Recently we had the displeasure of discovering our air conditioning wasn't working properly, and upon inspection by our home warranty servicer, that we in fact needed an entirely new condensor. That is unfortunately not the kind of repair with a speedy turn around time. This situation rather inconveniently coincided with the increase in temperatures- it is indeed summer here in Texas. We used the windows when the heat wasn't severe, lots of fans, and kept almost all the lights off to cut down on creating any unnecessary heat. Once we had our "cooling" plan in place, my mind naturally turned to our cooking plan, ha. What exactly could we eat all week? I knew that it wouldn't take much cooking in that hot house before I'd pass out from heat stroke. So I came up with a week of food that required very little cooking. I guess the one bonus of it being summer is all the great fresh produce I could take advantage of. We usually eat salad with dinner each night, but this week I made them a bit bigger and added even more veggies in. This is the one recipe that really required any cooking, and as I suspected the mere boiling of a pot of pasta was borderline torturous! But the meal was delicious, so I suppose it was worth it. I based this recipe off the Caprese combo of basil, tomatoes and mozzarella- using the pesto my step mom-in-law generously shared with us.

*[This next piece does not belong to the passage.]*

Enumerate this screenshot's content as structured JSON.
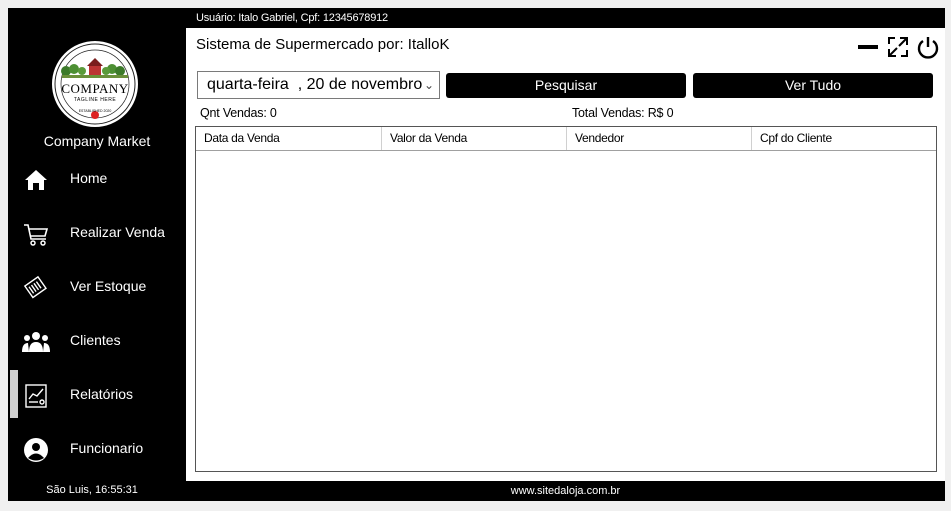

Cold Pesto Pasta with Tomatoes and Mozzarella
Recipe by me
3/4 lb. rotini pasta
1 cup prepared pesto
2 plum tomatoes, seeded and diced
4 oz. fresh mozzarella, cubed
- Prepare pasta according to package instructions. Drain pasta and rinse with cold water till cool to touch.
- Toss pasta with pesto, tomato and mozzarella. Season with coarse salt and ground pepper. Chill in refrigerator for at least 15 minutes. Serve.